За лесом на поляне остановились. Черная ночь окутала поле. А впереди, всего в миле пути, была Белая Церковь. Отдал приказ — ждать разведку. Мазуру велел разделить конницу надвое: одну половину оставить с войском, а с другой обойти город справа и вступать в нега с полуночи. Шостак должен был прикрывать поход, а в случае вражьей засады идти на помощь. Сам же Наливайко будет первым брать ворота города, если они окажутся запертыми на ночь. И так стояли наготове, казалось, целую вечность. Уже затих топот Мазуровой конницы, пошедшей в обход. Усталые лошади ложились на сырую землю, перестали шептаться казаки.

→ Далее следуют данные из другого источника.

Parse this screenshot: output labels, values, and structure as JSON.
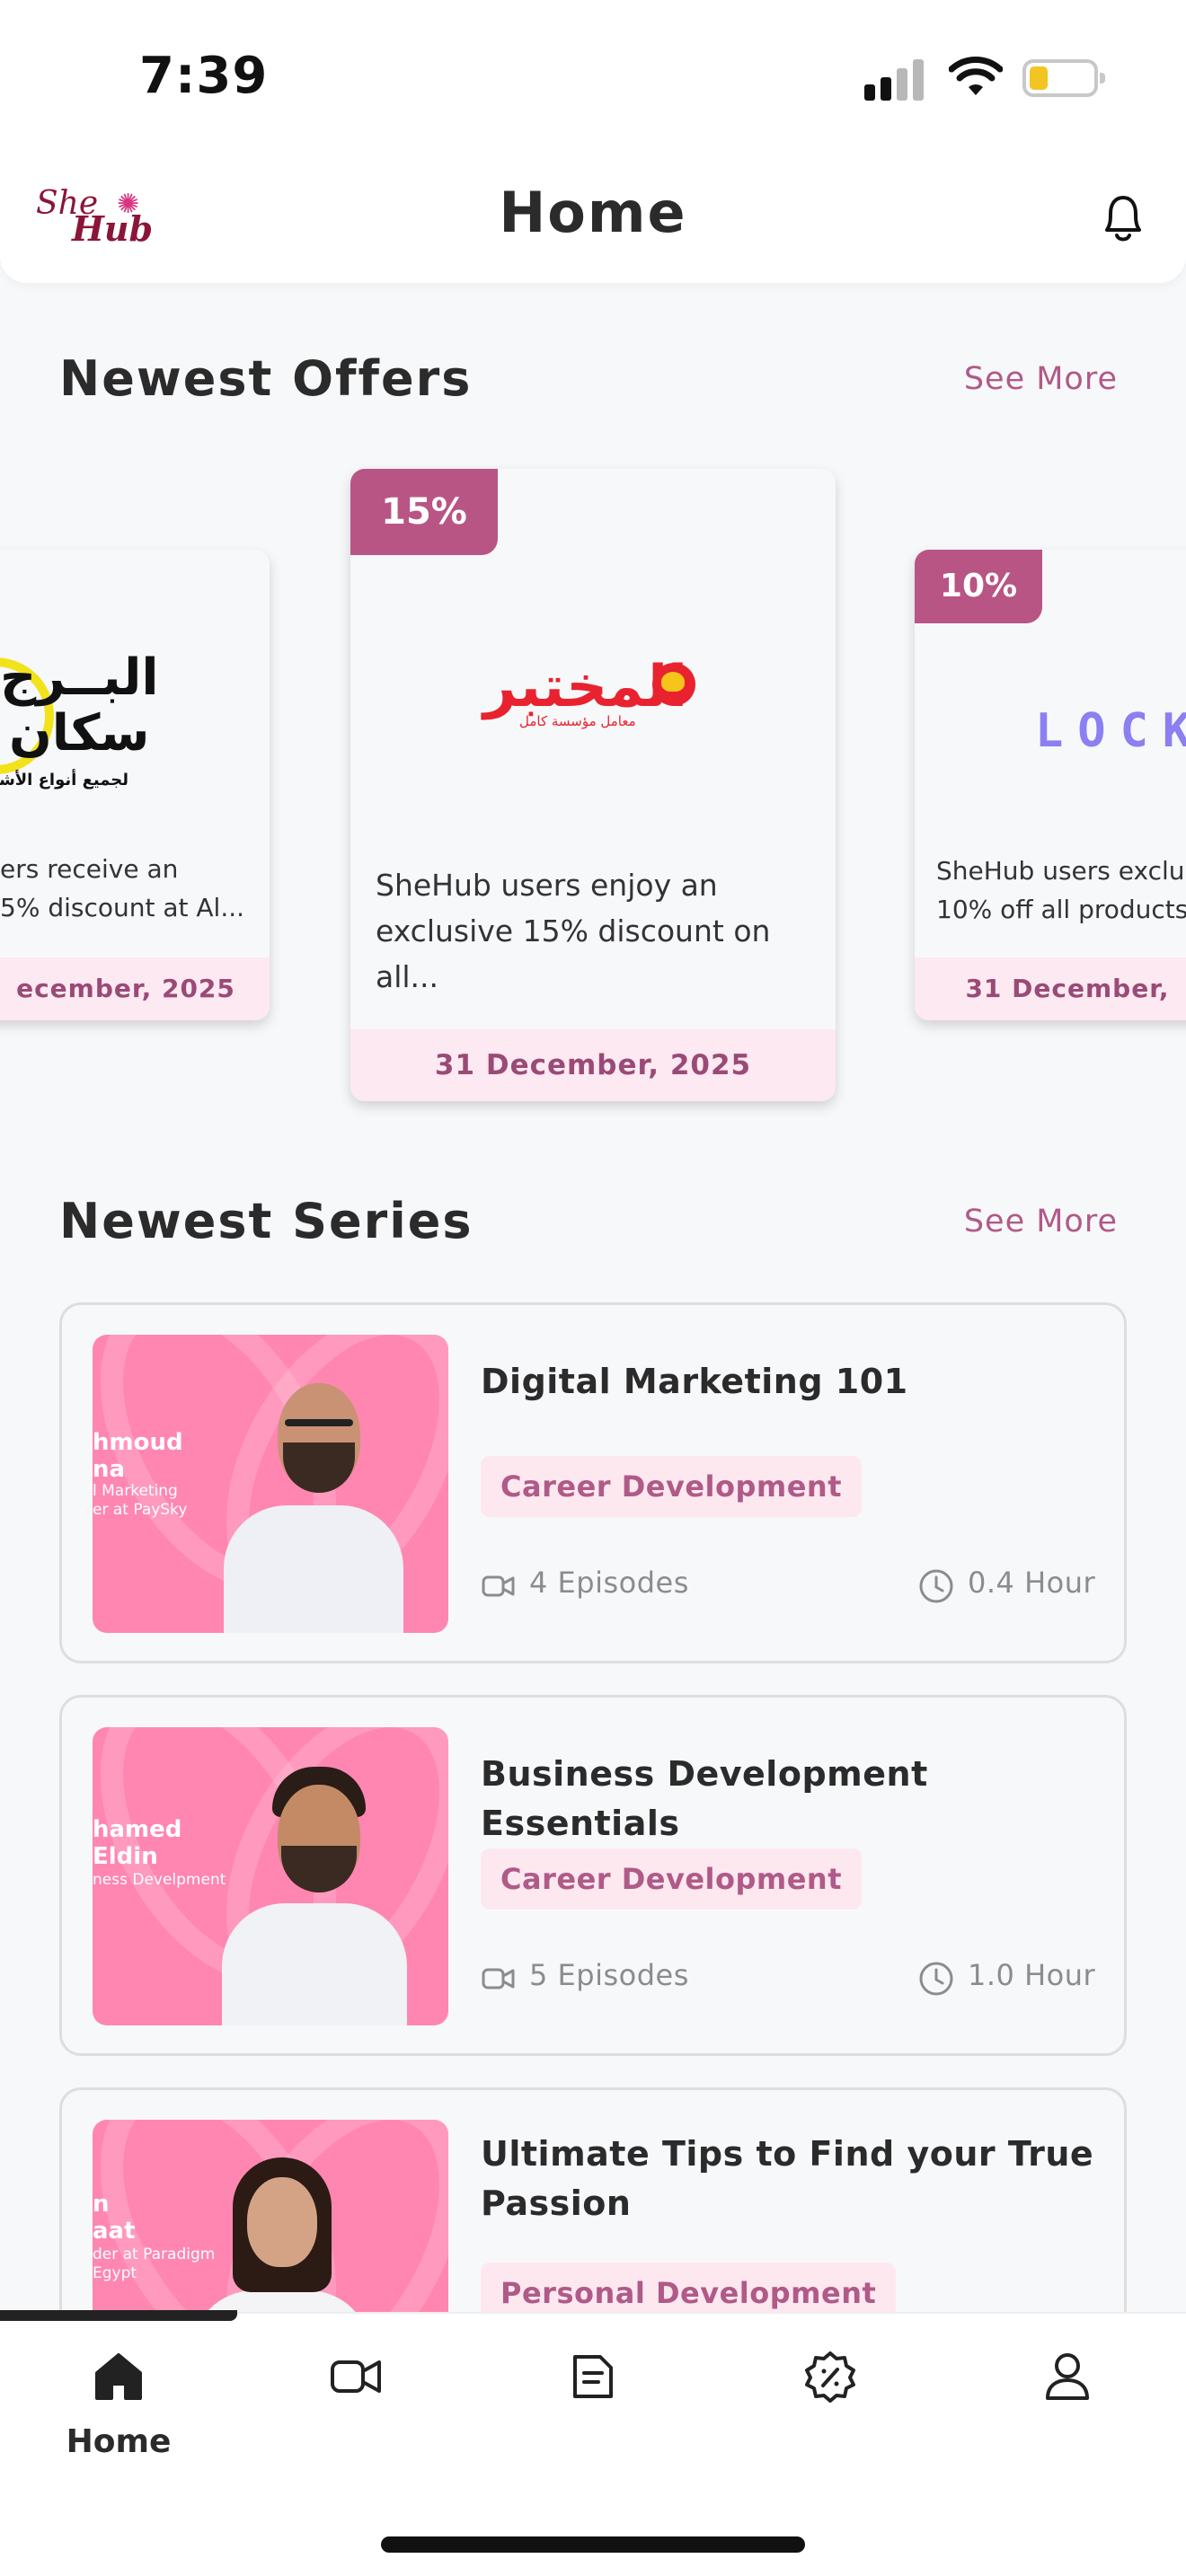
{
  "status_bar": {
    "time": "7:39"
  },
  "header": {
    "title": "Home",
    "logo_text_1": "She",
    "logo_text_2": "Hub"
  },
  "offers": {
    "title": "Newest Offers",
    "see_more": "See More",
    "items": [
      {
        "discount": "",
        "logo_line_1": "البــرج",
        "logo_line_2": "سكان",
        "logo_line_3": "لجميع أنواع الأشعة",
        "description_line_1": "ers receive an",
        "description_line_2": "5% discount at Al...",
        "date": "ecember, 2025"
      },
      {
        "discount": "15%",
        "logo_line_1": "المختبر",
        "logo_line_3": "معامل مؤسسة كامل",
        "description_line_1": "SheHub users enjoy an",
        "description_line_2": "exclusive 15% discount on all...",
        "date": "31 December, 2025"
      },
      {
        "discount": "10%",
        "logo_line_1": "LOCKe",
        "description_line_1": "SheHub users exclus",
        "description_line_2": "10% off all products",
        "date": "31 December,"
      }
    ]
  },
  "series": {
    "title": "Newest Series",
    "see_more": "See More",
    "items": [
      {
        "title": "Digital Marketing 101",
        "tag": "Career Development",
        "episodes": "4 Episodes",
        "duration": "0.4  Hour",
        "thumb_name": "hmoud\nna",
        "thumb_role": "l Marketing\ner at PaySky"
      },
      {
        "title": "Business Development Essentials",
        "tag": "Career Development",
        "episodes": "5 Episodes",
        "duration": "1.0  Hour",
        "thumb_name": "hamed\nEldin",
        "thumb_role": "ness Develpment"
      },
      {
        "title": "Ultimate Tips to Find your True Passion",
        "tag": "Personal Development",
        "thumb_name": "n\naat",
        "thumb_role": "der at Paradigm\nEgypt"
      }
    ]
  },
  "tabbar": {
    "items": [
      {
        "label": "Home",
        "icon": "home-icon",
        "active": true
      },
      {
        "label": "",
        "icon": "video-icon"
      },
      {
        "label": "",
        "icon": "document-icon"
      },
      {
        "label": "",
        "icon": "discount-icon"
      },
      {
        "label": "",
        "icon": "profile-icon"
      }
    ]
  },
  "colors": {
    "accent": "#b85585",
    "tag_bg": "#fde8f0",
    "thumb_pink": "#ff86b1",
    "background": "#f7f8fa"
  }
}
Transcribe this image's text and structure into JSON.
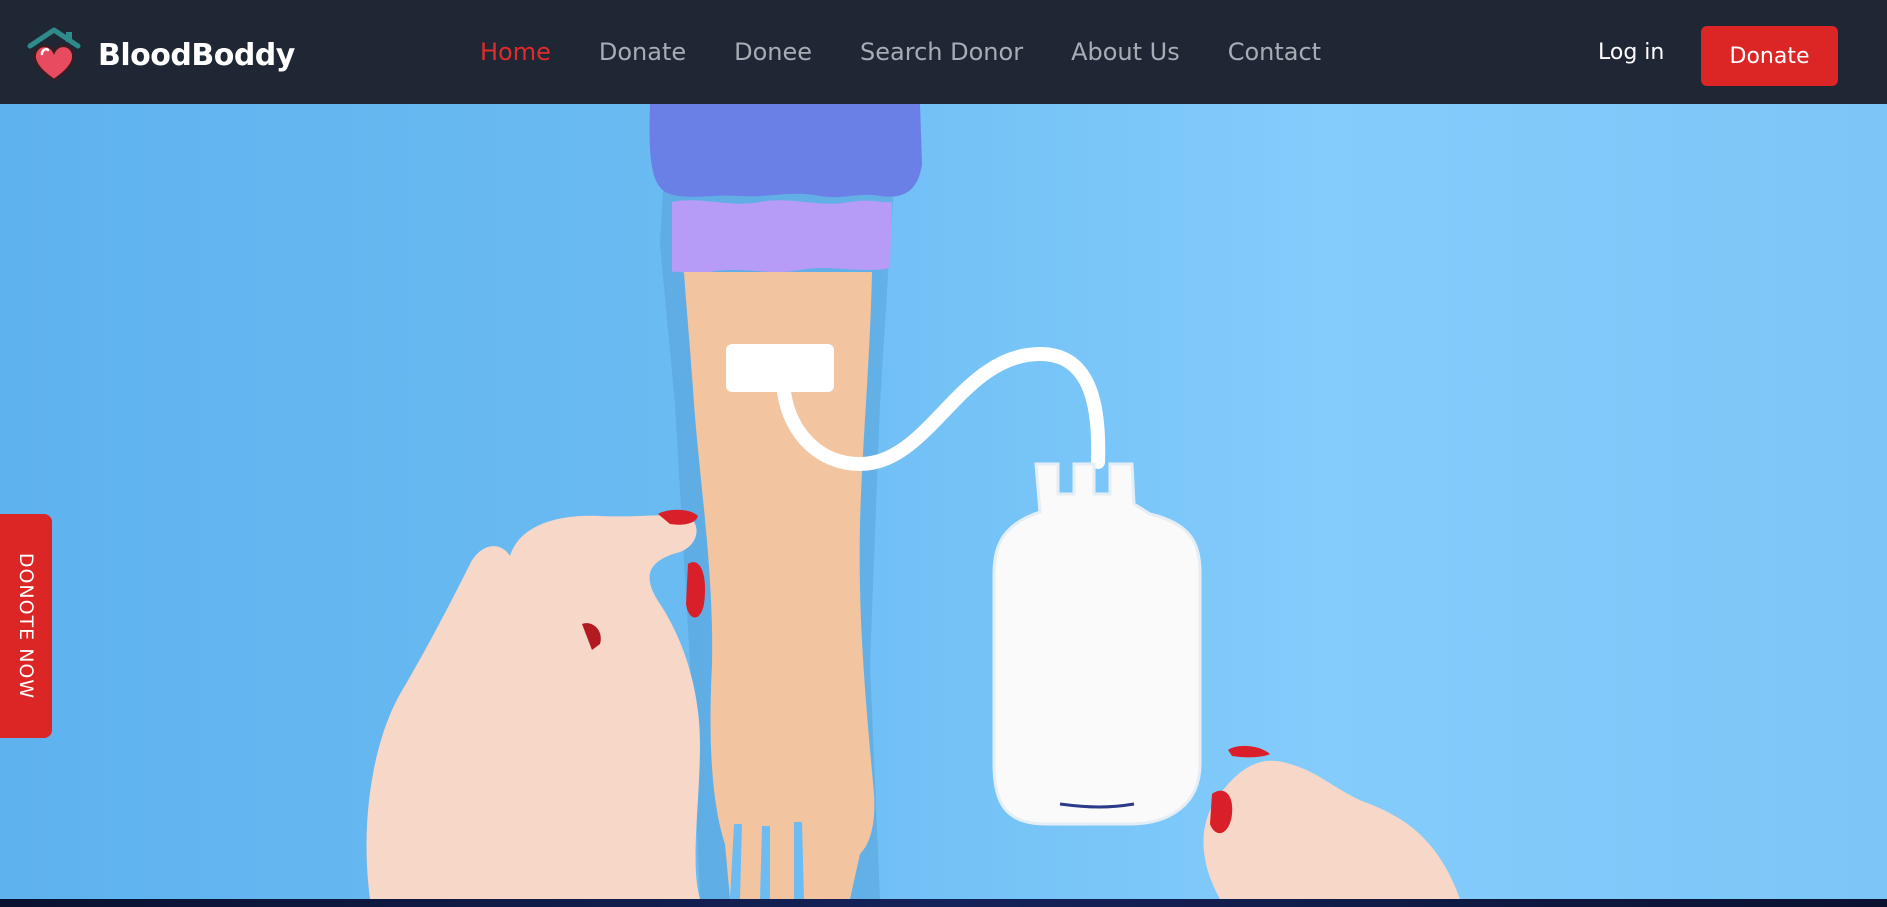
{
  "brand": {
    "name": "BloodBoddy",
    "logo_icon": "heart-house-icon"
  },
  "nav": {
    "items": [
      {
        "label": "Home",
        "active": true
      },
      {
        "label": "Donate",
        "active": false
      },
      {
        "label": "Donee",
        "active": false
      },
      {
        "label": "Search Donor",
        "active": false
      },
      {
        "label": "About Us",
        "active": false
      },
      {
        "label": "Contact",
        "active": false
      }
    ],
    "login_label": "Log in",
    "donate_label": "Donate"
  },
  "side_tab": {
    "label": "DONOTE NOW"
  },
  "colors": {
    "navbar_bg": "#1f2735",
    "accent": "#dc2626",
    "nav_text": "#a8adb5",
    "hero_bg": "#6cbcf3"
  }
}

Наливайко недвижно стоял, обернувшись лицом к Белой Церкви, держа своего белокопытого коня за поводья. Малейшего шороха там, в ночном просторе, не пропускал, первый услышал, как где-то впереди пошли вброд кони. Прислушивался и угадывал, сколько ног переходило через ручей. Потом вскочил в седло и помчался, будто в западню, в сырую и холодную ночь.

Вернулся только Бронек и Мотель-Хацкель. Пан- чохи с ними Наливайко не увидел.

— Бронек! А где же Панчоха?

— В городе, пан старшой, остался, — верно, заложником у горожан.

— Как заложником? Рассказывай толком, что случилось?

Слегка заржали кони. Втроем вернулись на поляну, где ждало все войско.